Laura é velha. Caminha apressada pela rua de pedras molhadas, observando sua sombra se alongar e se mesclar às outras que vão surgindo de arbustos, latas, carros estacionados e reentrâncias nos muros de concreto exposto. Os passos são vacilantes, afetados pelo medo que lhe pesa as costas pontudas toda vez que é obrigada a passar por ali.
Marcos é jovem, de passos leves e quentes pela tensão. Quase pode sentir a água empoçada nas calçadas evaporar sob seus pés. A chuva fina que caiu sobre a cidade foi doce, e ele se deliciou com o toque frio do vento na sua carne.
Laura lança espiadelas apreensivas por sobre os ombros. Lá longe ela já percebe as pisadas cuidadosamente calculadas de alguém que a segue, e imagina mil destinos terríveis para o seu dinheiro e sua vida nas mãos de um marginal sem rosto. Devia ter dado ouvidos à filha e não ter ido visitar a comadre tão tarde por aquele caminho.
Uma gazelinha velha fugindo do predador, Marcos gosta de pensar. O dinheiro é uma coisa boa, mas mesmo quando a sorte o traz em quantidade não se compara ao sabor de fazer brotar nas pessoas o terror que as corrói por dentro. A cada passo que a velha dá, Marcos compensa com dois ou três, até a distância entre eles começar a encurtar enquanto o pânico dela aumenta.
Laura aperta a bolsa marrom contra o peito, a ponto de chorar. Marcos sente o cabo de madeira revólver e olha em volta para ter certeza de que nenhum curioso está bisbilhotando. Já fez isso muitas vezes, mas a carga de adrenalina é sempre tão intensa que ele não é capaz – e nem deseja – domá-la. Está a poucos metros da presa e se prepara para abordá-la.
Laura murmura uma prece inaudível: senhor, livrai-me do mal.
A prece ondula no ar, sem peso, dançando pelas trilhas das brisas, alterando sua forma, desconstruindo-se, recombinando-se, fluindo cada vez mais para o alto. Não são mais apenas palavras, agora são ondas, espíritos, idéias, suspiros, aromas. Atraídos cada vez mais para Cima, os aromas flutuam e rompem os limites entre as orbes, ganhando o espaço do éter e daí o Azul. Lá se misturam com o tilintar de outros aromas, com a vibração de outras luzes, e se perdem por um momento. Do burburinho caudaloso de vontades brotam e se reencontram, buscando desesperadamente seu sentido e significado. Pelo tráfego de singularidades que viajam em todas as direções em velocidade infinita, a prece colide desafortunadamente com uma formulação filosófica selvagem e explode, espalhando partículas luminosas pelo céu de Algum Lugar.

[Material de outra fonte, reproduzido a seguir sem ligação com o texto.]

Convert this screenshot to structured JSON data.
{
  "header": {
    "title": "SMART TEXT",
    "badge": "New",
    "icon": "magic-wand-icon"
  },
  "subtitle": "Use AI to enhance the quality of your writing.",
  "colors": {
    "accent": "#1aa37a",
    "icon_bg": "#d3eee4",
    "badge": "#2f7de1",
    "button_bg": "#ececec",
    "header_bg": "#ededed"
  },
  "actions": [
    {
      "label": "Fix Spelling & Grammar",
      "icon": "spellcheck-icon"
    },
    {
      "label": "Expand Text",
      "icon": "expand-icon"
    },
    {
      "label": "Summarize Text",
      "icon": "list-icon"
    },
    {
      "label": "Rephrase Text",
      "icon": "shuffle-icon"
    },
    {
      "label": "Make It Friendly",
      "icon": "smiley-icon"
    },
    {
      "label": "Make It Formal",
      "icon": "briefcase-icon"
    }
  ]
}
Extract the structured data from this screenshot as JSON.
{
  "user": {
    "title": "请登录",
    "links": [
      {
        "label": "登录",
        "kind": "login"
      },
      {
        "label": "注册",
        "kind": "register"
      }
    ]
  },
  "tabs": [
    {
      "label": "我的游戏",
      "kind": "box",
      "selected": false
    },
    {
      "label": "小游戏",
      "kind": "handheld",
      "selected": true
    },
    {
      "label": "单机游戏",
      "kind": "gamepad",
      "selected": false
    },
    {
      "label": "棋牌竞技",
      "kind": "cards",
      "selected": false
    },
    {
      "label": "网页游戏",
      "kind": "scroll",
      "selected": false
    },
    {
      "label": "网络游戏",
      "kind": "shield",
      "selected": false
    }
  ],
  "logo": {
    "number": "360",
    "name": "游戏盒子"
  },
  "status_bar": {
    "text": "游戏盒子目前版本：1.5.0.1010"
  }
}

No instante seguinte, o aroma se refaz. A sentença se reúne, substituindo seu membro morto por dois terços de um aforismo decomposto e um terço de um postulado matemático, grudados com viscosidade platônica. Então continua a ascender até singrar mares tranqüilos de águas inexistentes. Abraçada à corrente, a prece segue até a cascata infinita que cai nos ouvidos de supernova da Metáfora. Dez milhões de milhões de preces borbulham pelo rio e penetram no ouvido, todas tão iguais, todas tão monótonas.
Senhor, livrai-me do mal pulsa com tanta energia que desfalece na tentativa de atrair a atenção e desfalece. Enquanto é dissolvida pelas águas, seus estertores despertam a curiosidade da Metáfora, que a compreende antes desta se desfazer para sempre, ou até ser reformulada. Um grande sorriso se desenha.
Que seja.
As dores do parto. A mãe de Marcos chora e grita. Ele vê a luz, sujo de sangue e placenta. Está aterrorizado. Não sente mais a conexão com a criatura que o carregara desde sempre embalado no útero aquecido.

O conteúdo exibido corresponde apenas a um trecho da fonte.